UC launches major push to increase faculty diversity

The University of California announced today (Sept. 26) that it will commit more than $7 million annually to expand existing programs to increase faculty diversity as well as create new ones that help ensure students on all 10 UC campuses benefit from a faculty that better reflects California’s diversity.

UC President Janet Napolitano said that while the university has made significant progress in hiring and retaining faculty from underrepresented groups, including women, there was much more work to be done.
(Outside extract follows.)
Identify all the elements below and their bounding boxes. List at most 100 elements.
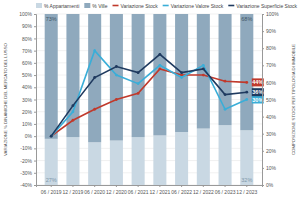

“We know that students’ academic performance and career aspirations are enhanced when faculty of similar backgrounds serve as role models,” Napolitano said from the UC Board of Regents meeting at UCLA. “Moreover, teaching, research, innovation and service thrive when all members of our community are welcomed and supported. That’s what we want at UC.”
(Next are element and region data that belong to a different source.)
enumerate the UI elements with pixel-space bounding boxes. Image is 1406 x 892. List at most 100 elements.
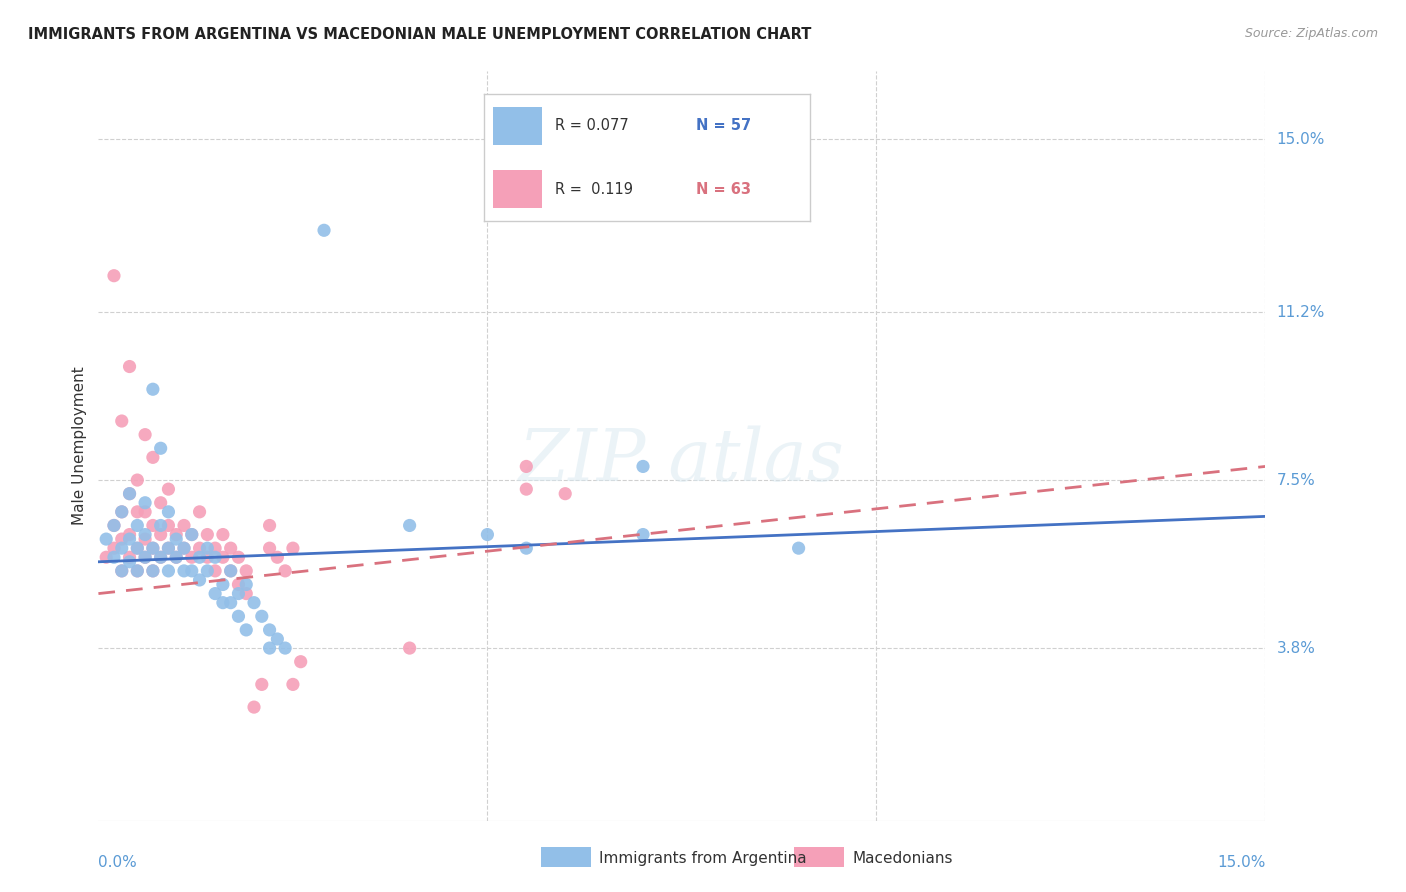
Point <box>118 486 141 500</box>
Point <box>111 532 134 546</box>
Point <box>274 564 297 578</box>
Text: IMMIGRANTS FROM ARGENTINA VS MACEDONIAN MALE UNEMPLOYMENT CORRELATION CHART: IMMIGRANTS FROM ARGENTINA VS MACEDONIAN … <box>28 27 811 42</box>
Point <box>173 518 195 533</box>
Point <box>173 564 195 578</box>
Point <box>149 442 172 456</box>
Point <box>103 268 125 283</box>
Point <box>515 541 537 556</box>
Point <box>111 541 134 556</box>
Point <box>228 586 250 600</box>
Point <box>111 414 134 428</box>
Point <box>118 527 141 541</box>
Point <box>149 550 172 565</box>
Point <box>127 564 149 578</box>
Point <box>180 527 202 541</box>
Text: 7.5%: 7.5% <box>1277 473 1315 488</box>
Point <box>127 473 149 487</box>
Point <box>290 655 312 669</box>
Point <box>266 550 288 565</box>
Point <box>398 641 420 656</box>
Point <box>259 641 281 656</box>
Point <box>127 518 149 533</box>
Point <box>228 577 250 591</box>
Point <box>235 577 257 591</box>
Point <box>118 359 141 374</box>
Point <box>204 550 226 565</box>
Point <box>142 564 165 578</box>
Point <box>195 564 218 578</box>
Text: 15.0%: 15.0% <box>1218 855 1265 871</box>
Point <box>212 596 235 610</box>
Point <box>103 550 125 565</box>
Point <box>195 541 218 556</box>
Point <box>103 518 125 533</box>
Point <box>127 541 149 556</box>
Point <box>212 577 235 591</box>
Point <box>165 550 187 565</box>
Point <box>259 518 281 533</box>
Point <box>118 486 141 500</box>
Point <box>134 527 156 541</box>
Point <box>118 550 141 565</box>
Point <box>212 550 235 565</box>
Text: 3.8%: 3.8% <box>1277 640 1316 656</box>
Point <box>142 518 165 533</box>
Point <box>127 564 149 578</box>
Point <box>219 541 242 556</box>
Point <box>134 427 156 442</box>
Point <box>149 496 172 510</box>
Point <box>631 527 654 541</box>
Y-axis label: Male Unemployment: Male Unemployment <box>72 367 87 525</box>
Text: Immigrants from Argentina: Immigrants from Argentina <box>599 851 807 865</box>
Point <box>165 532 187 546</box>
Text: Source: ZipAtlas.com: Source: ZipAtlas.com <box>1244 27 1378 40</box>
Text: Macedonians: Macedonians <box>852 851 952 865</box>
Point <box>149 518 172 533</box>
Point <box>157 482 180 496</box>
Point <box>180 527 202 541</box>
Point <box>243 700 266 714</box>
Point <box>118 555 141 569</box>
Point <box>266 632 288 646</box>
Point <box>477 527 499 541</box>
Point <box>188 541 211 556</box>
Point <box>188 573 211 587</box>
Point <box>165 527 187 541</box>
Point <box>228 609 250 624</box>
Point <box>142 450 165 465</box>
Point <box>134 532 156 546</box>
Point <box>157 541 180 556</box>
Text: 15.0%: 15.0% <box>1277 132 1324 147</box>
Point <box>111 505 134 519</box>
Point <box>111 564 134 578</box>
Point <box>259 623 281 637</box>
Point <box>142 541 165 556</box>
Point <box>515 459 537 474</box>
Point <box>204 586 226 600</box>
Point <box>180 564 202 578</box>
Point <box>157 564 180 578</box>
Point <box>259 541 281 556</box>
Point <box>103 518 125 533</box>
Point <box>204 541 226 556</box>
Point <box>274 641 297 656</box>
Point <box>134 550 156 565</box>
Point <box>219 596 242 610</box>
Point <box>195 527 218 541</box>
Point <box>157 541 180 556</box>
Point <box>228 550 250 565</box>
Point <box>149 527 172 541</box>
Point <box>188 505 211 519</box>
Point <box>250 677 273 691</box>
Point <box>142 541 165 556</box>
Point <box>180 550 202 565</box>
Point <box>134 505 156 519</box>
Point <box>398 518 420 533</box>
Point <box>554 486 576 500</box>
Point <box>134 550 156 565</box>
Point <box>243 596 266 610</box>
Point <box>219 564 242 578</box>
Text: 11.2%: 11.2% <box>1277 304 1324 319</box>
Point <box>281 677 304 691</box>
Point <box>157 505 180 519</box>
Napolitano said the university will allocate a combined total of up to $7.1 million a year to support a range of programs that have been shown to improve faculty diversity — including those that strengthen the pipeline of graduate students who plan a career in academia — as well as new efforts based on best practices. Several such programs have shown strong results thanks to $2 million in state funding for each of the past three fiscal years.

“We project accelerated growth in the number of ladder-rank faculty who will join UC in the next decade, in large part to educate our growing student enrollment,” said UC Provost Michael Brown. “We need to seize this opportunity to make progress on the efforts to increase faculty diversity.”

In the past year, 44.1 percent of new ladder-rank hires were women and 17.1 percent were from underrepresented groups. The percentage of women faculty has increased steadily over time and women now account for one in three ladder-rank faculty. The gender and racial/ethnic makeup of faculty varies greatly by discipline, however. Both women and racial minorities are more heavily represented in the non-STEM disciplines.

The new and expanded faculty diversity programs will center on what Brown calls a sustained, ongoing approach that identifies and cultivates talent and offers instructional programs, services and incentives that recognize the ways underrepresented groups make decisions about whether to pursue faculty careers.

“Without this new funding, and the commitment of our campus chancellors and faculty, we might lose a generational opportunity to position UC as a leader in cultivating and mentoring the next generation of scholars and thinkers,” he said.

The provost and other UC leaders discussed the university’s faculty diversity efforts with regents during a meeting of the Academic and Student Affairs Committee that explored data contained in UC’s Annual Accountability Sub-Report on Diversity.